Matter of Delaware & Hudson Ry. Co., Bankruptcy No. 88-342

Decision Date07 May 1991
Docket NumberBankruptcy No. 88-342,Adv. No. 90-42.
Citation127 BR 756
PartiesIn the Matter of DELAWARE & HUDSON RAILWAY COMPANY, a Delaware corporation, Debtor. Francis P. DICELLO, as Trustee, for the Delaware and Hudson Railway Company, Plaintiff, v. BOSTON AND MAINE CORPORATION, and Maine Central Railroad Company, Defendants.
CourtU.S. Bankruptcy Court — District of Delaware

Eduard F. von Wettberg, III, Joanne B. Wills, Wilmington, Del., Arthur B. Vieregg, Jr., Rodney H. Glover, B. Lee Willis, Washington, D.C., for trustee.

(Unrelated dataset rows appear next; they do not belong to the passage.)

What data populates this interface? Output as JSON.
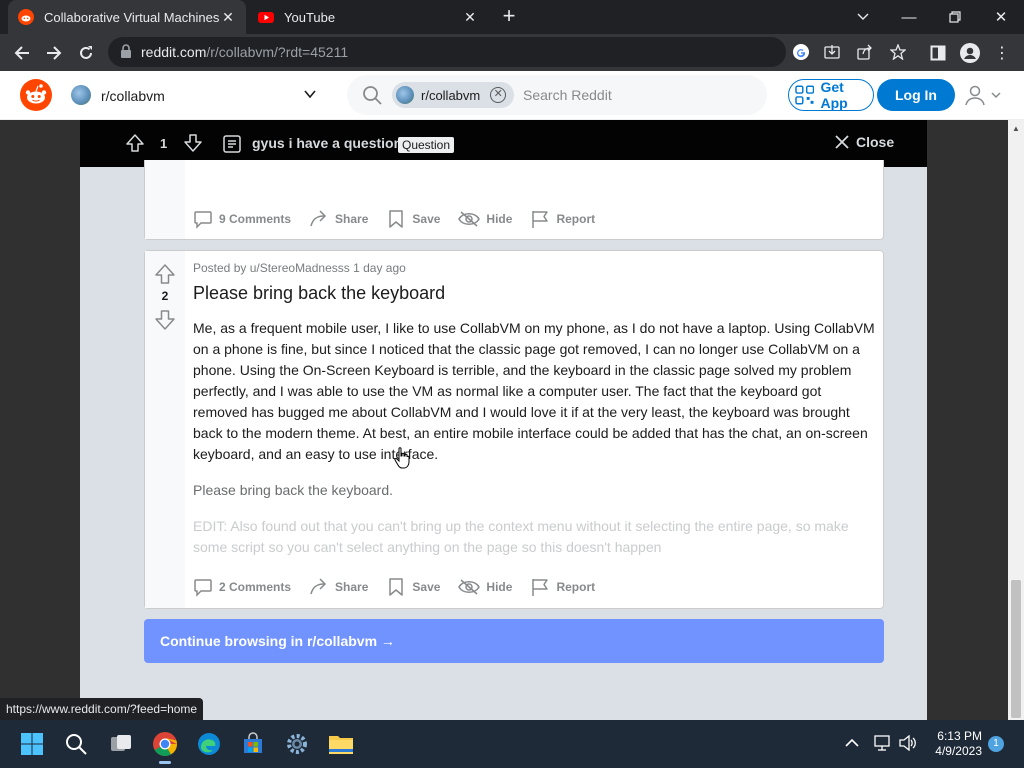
{
  "browser": {
    "tabs": [
      {
        "title": "Collaborative Virtual Machines!",
        "active": true,
        "favicon": "reddit-icon"
      },
      {
        "title": "YouTube",
        "active": false,
        "favicon": "youtube-icon"
      }
    ],
    "url_domain": "reddit.com",
    "url_path": "/r/collabvm/?rdt=45211",
    "status_url": "https://www.reddit.com/?feed=home"
  },
  "header": {
    "community": "r/collabvm",
    "search_chip": "r/collabvm",
    "search_placeholder": "Search Reddit",
    "get_app_label": "Get App",
    "login_label": "Log In"
  },
  "post_bar": {
    "vote_count": "1",
    "title": "gyus i have a question",
    "flair": "Question",
    "close_label": "Close"
  },
  "prev_card": {
    "comments": "9 Comments",
    "share": "Share",
    "save": "Save",
    "hide": "Hide",
    "report": "Report"
  },
  "post": {
    "meta": "Posted by u/StereoMadnesss 1 day ago",
    "votes": "2",
    "title": "Please bring back the keyboard",
    "body": [
      "Me, as a frequent mobile user, I like to use CollabVM on my phone, as I do not have a laptop. Using CollabVM on a phone is fine, but since I noticed that the classic page got removed, I can no longer use CollabVM on a phone. Using the On-Screen Keyboard is terrible, and the keyboard in the classic page solved my problem perfectly, and I was able to use the VM as normal like a computer user. The fact that the keyboard got removed has bugged me about CollabVM and I would love it if at the very least, the keyboard was brought back to the modern theme. At best, an entire mobile interface could be added that has the chat, an on-screen keyboard, and an easy to use interface.",
      "Please bring back the keyboard.",
      "EDIT: Also found out that you can't bring up the context menu without it selecting the entire page, so make some script so you can't select anything on the page so this doesn't happen"
    ],
    "comments": "2 Comments",
    "share": "Share",
    "save": "Save",
    "hide": "Hide",
    "report": "Report"
  },
  "continue_label": "Continue browsing in r/collabvm →",
  "taskbar": {
    "time": "6:13 PM",
    "date": "4/9/2023",
    "notification_count": "1"
  },
  "colors": {
    "reddit_orange": "#ff4500",
    "reddit_blue": "#0079d3",
    "continue_blue": "#7193ff"
  }
}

Jeffrey S. Goddess, Mark Minuti, Wilmington, Del., John H. Broadley, David A. Handzo, Julie M. Carpenter, Washington, D.C., for defendants.

HELEN S. BALICK, Bankruptcy Judge.

The Trustee of the Delaware & Hudson Railway Company (D & H) sued its related corporations the Boston and Maine Corporation (B & M) and the Maine Central Railroad Company (MeC) for the turnover of 5.5 million dollars collected by them for freight shipments carried by the D & H in the three months preceding its bankruptcy filing on June 20, 1988. The Trustee alleges that MeC and B & M in refusing to turnover these amounts are breaching a fiduciary duty and have violated the Code's automatic stay provisions. B & M and MeC admit that the amounts claimed are owed to the D & H, but they assert a right to set-off those amounts against debts they allege the D & H owes them. In lieu of trial, the parties submitted a joint stipulation of facts and conclusions of law.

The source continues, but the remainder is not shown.